The Agency encourages patients and healthcare professionals to report any suspected side effects directly to the health authorities in their country. Under the new pharmacovigilance legislation, patients have the right to report suspected side effects directly to the national authorities if they wish. Information on how to report suspected side effects is given in each medicine’s package leaflet and summary of product characteristics.

The black triangle is a way to quickly identify medicines that are subject to additional monitoring. Patients and healthcare professionals are strongly encouraged to report suspected side effects with medicines displaying the black triangle, so that any new emerging information can be analysed efficiently.

Introduction of the new European system

The black triangle will be introduced on 1 September 2013. Any new medicine authorised after this date which is subject to additional monitoring will include the black symbol in the package leaflet and the summary of product characteristics when it is placed on the EU market.

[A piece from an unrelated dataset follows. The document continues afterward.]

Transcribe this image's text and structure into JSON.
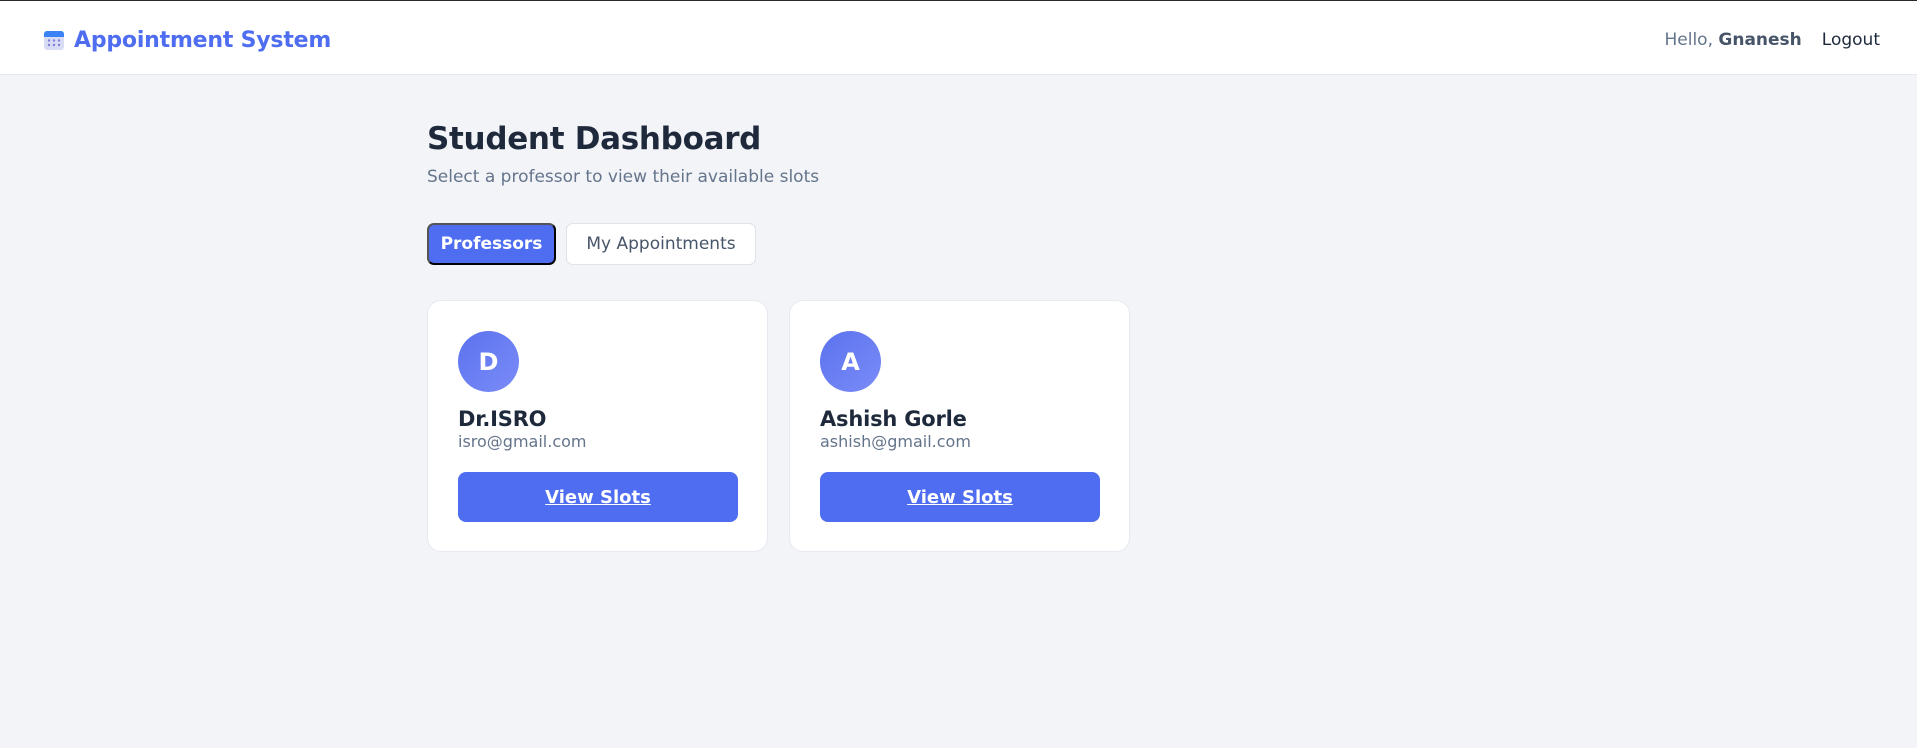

The legislation affects medicines authorised in the EU after 1 January 2011. Therefore, there will be a transition period while the package leaflets and summaries of product characteristics for these medicines are updated and eventually substitute the older versions on the EU market.

To confirm whether a medicine is subject to additional monitoring, always check the list on the Agency’s website, which is reviewed every month and is constantly up-to-date.